In my current position (and all other organizations I’ve chosen to work with), interns are crucial and I put their skills to use. As a supervisor, I make sure you’re not just fetching coffee or stapling papers. Maybe you’ll do some administrative stuff (we all do!), but I am hiring you because I need you to actively contribute to important projects.
So, when students fail to submit their applications in time for my original deadline and I’m forced to extend it, it can be very frustrating. I recommend making sure you follow any organizations you might be interested in working for on social media, and then maintaining a note or spreadsheet of their application deadlines.
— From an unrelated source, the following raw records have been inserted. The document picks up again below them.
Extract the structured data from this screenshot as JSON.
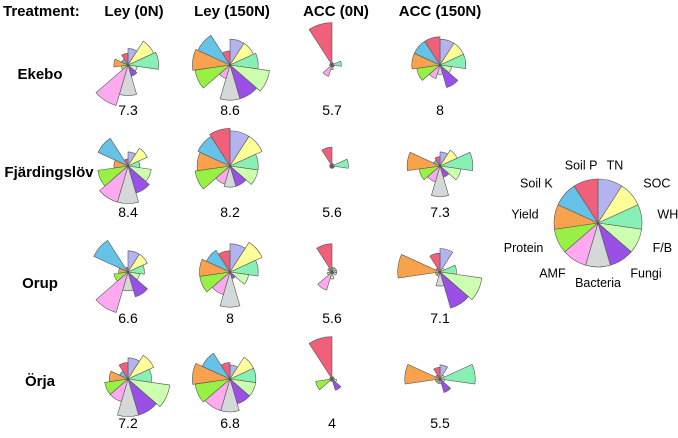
{
  "header": {
    "treatment_label": "Treatment:",
    "columns": [
      "Ley (0N)",
      "Ley (150N)",
      "ACC (0N)",
      "ACC (150N)"
    ]
  },
  "sites": [
    "Ekebo",
    "Fjärdingslöv",
    "Orup",
    "Örja"
  ],
  "chart_data": {
    "type": "rose",
    "indicators": [
      "TN",
      "SOC",
      "WHC",
      "F/B",
      "Fungi",
      "Bacteria",
      "AMF",
      "Protein",
      "Yield",
      "Soil K",
      "Soil P"
    ],
    "colors": [
      "#b3b3f0",
      "#ffff99",
      "#88f0b4",
      "#ccffb0",
      "#9a50e6",
      "#d4d8d8",
      "#ffaaf0",
      "#99f044",
      "#f9a24e",
      "#66c2e6",
      "#f0607a"
    ],
    "value_range": [
      0,
      1
    ],
    "legend": {
      "placement": "right",
      "labels": [
        "TN",
        "SOC",
        "WHC",
        "F/B",
        "Fungi",
        "Bacteria",
        "AMF",
        "Protein",
        "Yield",
        "Soil K",
        "Soil P"
      ]
    },
    "plots": [
      {
        "site": "Ekebo",
        "treatment": "Ley (0N)",
        "score": "7.3",
        "values": [
          0.35,
          0.6,
          0.65,
          0.2,
          0.25,
          0.65,
          0.9,
          0.15,
          0.3,
          0.15,
          0.25
        ]
      },
      {
        "site": "Ekebo",
        "treatment": "Ley (150N)",
        "score": "8.6",
        "values": [
          0.55,
          0.55,
          0.6,
          0.85,
          0.75,
          0.75,
          0.3,
          0.75,
          0.8,
          0.75,
          0.3
        ]
      },
      {
        "site": "Ekebo",
        "treatment": "ACC (0N)",
        "score": "5.7",
        "values": [
          0.05,
          0.05,
          0.2,
          0.05,
          0.05,
          0.1,
          0.25,
          0.05,
          0.05,
          0.05,
          0.9
        ]
      },
      {
        "site": "Ekebo",
        "treatment": "ACC (150N)",
        "score": "8",
        "values": [
          0.55,
          0.55,
          0.55,
          0.25,
          0.5,
          0.2,
          0.3,
          0.5,
          0.6,
          0.6,
          0.6
        ]
      },
      {
        "site": "Fjärdingslöv",
        "treatment": "Ley (0N)",
        "score": "8.4",
        "values": [
          0.3,
          0.45,
          0.25,
          0.5,
          0.6,
          0.8,
          0.8,
          0.65,
          0.3,
          0.7,
          0.15
        ]
      },
      {
        "site": "Fjärdingslöv",
        "treatment": "Ley (150N)",
        "score": "8.2",
        "values": [
          0.75,
          0.75,
          0.6,
          0.6,
          0.45,
          0.45,
          0.4,
          0.75,
          0.7,
          0.75,
          0.8
        ]
      },
      {
        "site": "Fjärdingslöv",
        "treatment": "ACC (0N)",
        "score": "5.6",
        "values": [
          0.05,
          0.05,
          0.35,
          0.05,
          0.05,
          0.05,
          0.05,
          0.05,
          0.05,
          0.05,
          0.4
        ]
      },
      {
        "site": "Fjärdingslöv",
        "treatment": "ACC (150N)",
        "score": "7.3",
        "values": [
          0.3,
          0.4,
          0.7,
          0.45,
          0.25,
          0.65,
          0.35,
          0.45,
          0.7,
          0.15,
          0.2
        ]
      },
      {
        "site": "Orup",
        "treatment": "Ley (0N)",
        "score": "6.6",
        "values": [
          0.45,
          0.45,
          0.35,
          0.25,
          0.55,
          0.4,
          0.9,
          0.3,
          0.2,
          0.8,
          0.1
        ]
      },
      {
        "site": "Orup",
        "treatment": "Ley (150N)",
        "score": "8",
        "values": [
          0.6,
          0.75,
          0.6,
          0.4,
          0.15,
          0.75,
          0.5,
          0.65,
          0.65,
          0.55,
          0.45
        ]
      },
      {
        "site": "Orup",
        "treatment": "ACC (0N)",
        "score": "5.6",
        "values": [
          0.1,
          0.1,
          0.1,
          0.1,
          0.05,
          0.15,
          0.4,
          0.1,
          0.05,
          0.1,
          0.6
        ]
      },
      {
        "site": "Orup",
        "treatment": "ACC (150N)",
        "score": "7.1",
        "values": [
          0.5,
          0.1,
          0.35,
          0.9,
          0.8,
          0.3,
          0.1,
          0.1,
          0.9,
          0.1,
          0.4
        ]
      },
      {
        "site": "Örja",
        "treatment": "Ley (0N)",
        "score": "7.2",
        "values": [
          0.45,
          0.6,
          0.5,
          0.9,
          0.8,
          0.8,
          0.5,
          0.5,
          0.4,
          0.2,
          0.35
        ]
      },
      {
        "site": "Örja",
        "treatment": "Ley (150N)",
        "score": "6.8",
        "values": [
          0.3,
          0.55,
          0.55,
          0.55,
          0.55,
          0.7,
          0.7,
          0.75,
          0.8,
          0.65,
          0.35
        ]
      },
      {
        "site": "Örja",
        "treatment": "ACC (0N)",
        "score": "4",
        "values": [
          0.05,
          0.05,
          0.05,
          0.1,
          0.25,
          0.05,
          0.05,
          0.35,
          0.05,
          0.05,
          0.9
        ]
      },
      {
        "site": "Örja",
        "treatment": "ACC (150N)",
        "score": "5.5",
        "values": [
          0.3,
          0.1,
          0.75,
          0.1,
          0.3,
          0.1,
          0.1,
          0.1,
          0.75,
          0.1,
          0.25
        ]
      }
    ]
  }
}
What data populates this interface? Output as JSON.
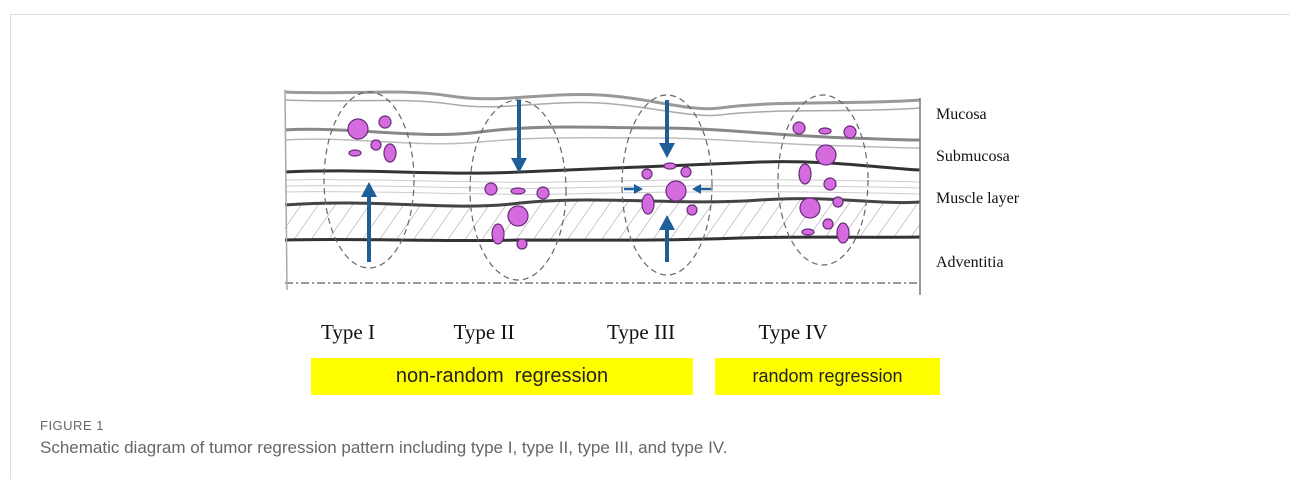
{
  "figure": {
    "layers": [
      "Mucosa",
      "Submucosa",
      "Muscle layer",
      "Adventitia"
    ],
    "types": [
      "Type I",
      "Type II",
      "Type III",
      "Type IV"
    ],
    "groups": [
      "non-random  regression",
      "random regression"
    ],
    "label": "FIGURE 1",
    "caption": "Schematic diagram of tumor regression pattern including type I, type II, type III, and type IV."
  }
}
I won’t hold it against you if you don’t apply before the original deadline and then submit your application after the extension, but submitting on time will likely make the hiring process smoother for both you and me. Do yourself this favor.
Whenever possible, include a cover letter
I know, I know, people go back and forth on this all the time. I’m only one person, so my advice isn’t universal, but I feel pretty strongly about candidates providing some sort of narrative when they reach out to me. Applications are submitted differently for every company, but at Hirons we have an online form that allows you to enter contact information into a text box and upload files. The resume upload is required, but the cover letter is not.
I always prefer when a candidate gives me some context of why they’re a great fit and tells me a little bit about who they are. It doesn’t have to be your life story, but I like to see some indication 1.) that you thoroughly read the job description and 2.) write well enough to demonstrate your personality. This is particularly important in my department, as the job will include a lot of writing.
I will usually skim a candidate’s resume first to get a general idea of their past experience and then, if they’ve given one, I’ll look over the cover letter to see if it points out anything I might have missed on the resume. It’s helpful and your time in writing it isn’t going to waste, trust me.
Please don’t be presumptuous
I don’t have a problem with name dropping or with a student who’s hoping that an internship will lead to a full-time, salaried position. I definitely encourage you to network with employees at companies you’d want to work for and to pursue opportunities that might have great potential for you. What I don’t appreciate is receiving an application that states from the get-go that you know my boss or that you’re looking for this internship to result in a full-time job.
If you’re going to highlight the fact that you know someone at the company, that doesn’t mean you’re off the hook for writing a great cover letter and submitting a relevant resume. Also, if you’ve not given me any context about how you know a person I work with so that I feel comfortable asking them about it, I probably won’t ask them.
Some people might admire the confidence of a person who signifies in their cover letter that they want the internship to turn into a salaried job. I am not without empathy — I know it’s hard out here for fresh grads to find something to pay the bills. However, I personally find this tactic concerning. It makes me feel as though you’re not focusing on the internship you’re applying for, but that you’ve already moved on to the next step. If it feels organic to ask about potential full time opportunities in the interview, I would say that’s a more appropriate time to bring it up. That way, I’ve had the chance to get to know you better rather than just a name at the head of a cover letter.